The prime minister and his deputy, then, do not seem to share the same vision of the future under these plans. Clegg admits there will be privatisation, but not on the scale proposed by Cameron. And while the differences between the two are currently simmering under the surface, they will surely soon begin to boil.

In no uncertain terms, the Open Public Services white paper will, as it stands, tear down the last vestiges of the public sector. Almost everything will become fair game as the profit-driven interests of private enterprise gradually swallow up public services. With the implementation of market principles, services that ‘fail’ – including hospitals – could be made bankrupt. Oliver Huitson has argued elsewhere that the market relies upon such failure; it is simply an economic eventuality. Under similar plans, for instance, the government owned Forensic Science Service has already been made to close in 2012, as it runs at a cost not a profit.

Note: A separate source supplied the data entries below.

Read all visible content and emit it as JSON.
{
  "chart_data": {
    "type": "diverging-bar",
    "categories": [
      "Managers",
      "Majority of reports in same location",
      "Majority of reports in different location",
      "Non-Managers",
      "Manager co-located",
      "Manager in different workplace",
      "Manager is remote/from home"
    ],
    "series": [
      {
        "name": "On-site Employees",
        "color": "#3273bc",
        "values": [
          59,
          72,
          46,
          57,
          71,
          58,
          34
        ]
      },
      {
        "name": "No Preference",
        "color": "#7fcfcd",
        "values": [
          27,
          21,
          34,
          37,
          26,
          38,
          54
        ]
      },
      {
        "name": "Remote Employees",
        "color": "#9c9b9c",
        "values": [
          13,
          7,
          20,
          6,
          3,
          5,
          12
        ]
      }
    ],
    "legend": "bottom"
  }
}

David Cameron says that the coalition’s plans are not ideological. “We need a complete change,” he argues. Yet as far back as 2006, doctors were asserting that they did not want to see more privatisation of the NHS in England. Since then widespread dissaproval has remained prevalent across the health sector, and as Allyson Pollock has recently noted, the BMA, the Royal College of Nursing and the NHS Confederation have all opposed the coalition's plans. Privatisation is “not in the best interests of the staff and patients," said Karen Reay of the Unite union last week. This government, however, does not appear to care – and neither is it willing to listen.

But amid the cacophony of voices shouting about the coalition's proposed reforms, cuts and all the other tumultuous changes rippling across the world at present, Clegg has offered a quiet assurance that he will “take a hard line against blanket privatisation.” This time, unlike his renege on tuition fees, he must stick to his word. If he is to retain the waning credibility of both himself and his party, he should now step out from behind Cameron’s shadow and oppose the changes proposed in this white paper. Because public services cannot be bought and sold; they are not commodities, they are necessities.